Deux pétroliers transportant du pétrole vénézuélien ont été immobilisés ces dernières semaines : le Regina à Curaçao et le Morning Sun au large de Saint-Eustache. L’intervention coordonnée des autorités néerlandaises et curaçéennes met en lumière des pratiques douteuses, notamment la navigation sous faux pavillon et le non-respect des normes de sécurité.
Curaçao a initialement accueilli le Regina le 15 janvier dans la baie de Bullen, un terminal pétrolier rouvert après plusieurs années de fermeture. Le président Pisas s’était félicité de cet accueil. Cependant, une inspection menée par l’Autorité Maritime de Curaçao (MAC) a rapidement révélé des lacunes en matière de sécurité, notamment des canots de sauvetage et un hôpital de bord non conformes aux normes. La MAC a alors alerté les Pays-Bas, car le Regina naviguait sous pavillon du Timor oriental, dissimulant son véritable propriétaire et rendant difficile l’identification des responsables de la cargaison et de l’équipage philippin à bord.
Selon des informations rapportées par le NRC, le Regina a également navigué avec son transpondeur éteint, une pratique suspecte. Le navire figure par ailleurs sur une liste de sanctions américaines depuis plusieurs années. L’affaire intervient dans le contexte des sanctions imposées à l’administration Maduro par les États-Unis, et suggère une tentative de contourner ces restrictions.
Le Morning Sun, quant à lui, a été arraisonné par les autorités néerlandaises au large de Saint-Eustache, une municipalité spéciale des Pays-Bas. L’Inspection néerlandaise de l’environnement humain et des transports (ILT) a justifié cette décision par des « défauts » importants rendant le navire impropre à la navigation en toute sécurité.

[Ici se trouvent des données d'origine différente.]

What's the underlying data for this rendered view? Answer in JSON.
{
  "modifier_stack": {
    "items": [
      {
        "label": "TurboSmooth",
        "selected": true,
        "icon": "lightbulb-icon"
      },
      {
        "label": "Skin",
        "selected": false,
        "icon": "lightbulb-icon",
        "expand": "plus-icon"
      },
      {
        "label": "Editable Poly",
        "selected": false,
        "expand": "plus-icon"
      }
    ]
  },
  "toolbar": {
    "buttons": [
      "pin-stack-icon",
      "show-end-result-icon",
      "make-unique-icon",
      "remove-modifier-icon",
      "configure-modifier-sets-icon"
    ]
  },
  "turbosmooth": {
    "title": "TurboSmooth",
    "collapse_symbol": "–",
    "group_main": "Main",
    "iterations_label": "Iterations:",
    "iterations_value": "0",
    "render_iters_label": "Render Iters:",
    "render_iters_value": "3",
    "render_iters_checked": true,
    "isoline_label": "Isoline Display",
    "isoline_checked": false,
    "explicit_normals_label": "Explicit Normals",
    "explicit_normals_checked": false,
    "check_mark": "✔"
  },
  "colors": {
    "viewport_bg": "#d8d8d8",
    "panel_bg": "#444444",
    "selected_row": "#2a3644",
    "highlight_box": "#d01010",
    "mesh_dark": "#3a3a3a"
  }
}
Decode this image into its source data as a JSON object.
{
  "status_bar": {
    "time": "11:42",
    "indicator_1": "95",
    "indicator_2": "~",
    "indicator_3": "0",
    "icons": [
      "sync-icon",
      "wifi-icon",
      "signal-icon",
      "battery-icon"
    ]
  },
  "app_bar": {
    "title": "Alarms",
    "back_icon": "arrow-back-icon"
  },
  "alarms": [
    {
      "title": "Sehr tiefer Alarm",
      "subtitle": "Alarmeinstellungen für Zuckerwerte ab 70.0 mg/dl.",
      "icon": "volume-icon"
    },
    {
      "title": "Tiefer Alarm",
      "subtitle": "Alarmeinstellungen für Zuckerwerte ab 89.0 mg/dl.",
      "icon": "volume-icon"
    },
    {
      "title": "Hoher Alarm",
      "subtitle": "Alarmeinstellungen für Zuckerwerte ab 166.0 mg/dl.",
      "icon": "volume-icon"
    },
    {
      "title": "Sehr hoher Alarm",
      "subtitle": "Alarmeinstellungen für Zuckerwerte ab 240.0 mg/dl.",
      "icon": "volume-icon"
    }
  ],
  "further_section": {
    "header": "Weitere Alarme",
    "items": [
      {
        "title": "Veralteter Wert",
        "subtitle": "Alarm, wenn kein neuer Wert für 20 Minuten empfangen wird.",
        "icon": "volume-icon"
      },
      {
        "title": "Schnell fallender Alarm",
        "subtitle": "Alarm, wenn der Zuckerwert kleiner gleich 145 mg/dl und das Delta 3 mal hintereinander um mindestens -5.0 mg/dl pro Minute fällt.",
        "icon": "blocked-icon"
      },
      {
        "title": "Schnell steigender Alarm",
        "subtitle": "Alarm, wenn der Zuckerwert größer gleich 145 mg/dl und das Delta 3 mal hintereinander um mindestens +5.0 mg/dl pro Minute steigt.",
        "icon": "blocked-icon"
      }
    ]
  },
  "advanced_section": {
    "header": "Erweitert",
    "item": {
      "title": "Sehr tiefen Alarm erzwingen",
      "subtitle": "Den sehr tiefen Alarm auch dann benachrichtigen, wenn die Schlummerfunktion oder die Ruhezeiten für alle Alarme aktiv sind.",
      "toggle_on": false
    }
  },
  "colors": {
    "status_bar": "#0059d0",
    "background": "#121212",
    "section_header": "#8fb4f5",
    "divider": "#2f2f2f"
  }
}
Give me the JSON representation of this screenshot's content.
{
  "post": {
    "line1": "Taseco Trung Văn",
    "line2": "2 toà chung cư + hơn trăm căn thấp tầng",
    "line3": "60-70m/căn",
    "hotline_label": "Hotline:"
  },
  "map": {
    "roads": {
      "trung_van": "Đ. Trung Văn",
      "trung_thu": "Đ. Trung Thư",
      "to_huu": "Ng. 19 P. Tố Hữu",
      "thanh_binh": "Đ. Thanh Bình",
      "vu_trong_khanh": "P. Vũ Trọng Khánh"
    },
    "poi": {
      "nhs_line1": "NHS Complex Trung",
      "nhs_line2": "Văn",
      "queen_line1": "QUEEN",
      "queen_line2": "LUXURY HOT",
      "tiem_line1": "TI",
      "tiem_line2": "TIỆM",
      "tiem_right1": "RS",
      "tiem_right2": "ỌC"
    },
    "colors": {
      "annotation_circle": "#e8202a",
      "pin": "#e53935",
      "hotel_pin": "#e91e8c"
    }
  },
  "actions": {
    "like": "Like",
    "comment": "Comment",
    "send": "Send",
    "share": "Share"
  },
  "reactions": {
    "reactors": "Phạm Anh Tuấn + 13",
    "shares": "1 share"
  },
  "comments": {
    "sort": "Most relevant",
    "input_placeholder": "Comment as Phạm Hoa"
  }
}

Ces interventions s’inscrivent dans une stratégie visant à entraver les flux pétroliers vénézuéliens qui se sont intensifiés après la mise en place des sanctions américaines. Des documents de la Maison Blanche et du négociant en pétrole Trafigura indiquent que le pétrole transporté par le Regina était destiné à être stocké à Curaçao, puis commercialisé au profit des États-Unis et du Venezuela. Trafigura n’a pas répondu aux sollicitations concernant cette affaire.
L’immobilisation du Regina à Curaçao, le 29 janvier, est due à la découverte de faux pavillons et de faux certificats de sécurité, selon l’Autorité maritime de Curaçao. Une enquête plus approfondie est en cours pour déterminer si des poursuites pénales seront engagées et identifier les responsables. L’affaire est suivie de près par l’Organisation maritime des Caraïbes, qui publie des données sur les inspections et les détentions de navires ici.
Le ministère néerlandais des Affaires étrangères a déclaré que La Haye n’avait été informée des faux pavillons et des autres irrégularités du Regina qu’après les questions posées par le NRC le 21 janvier.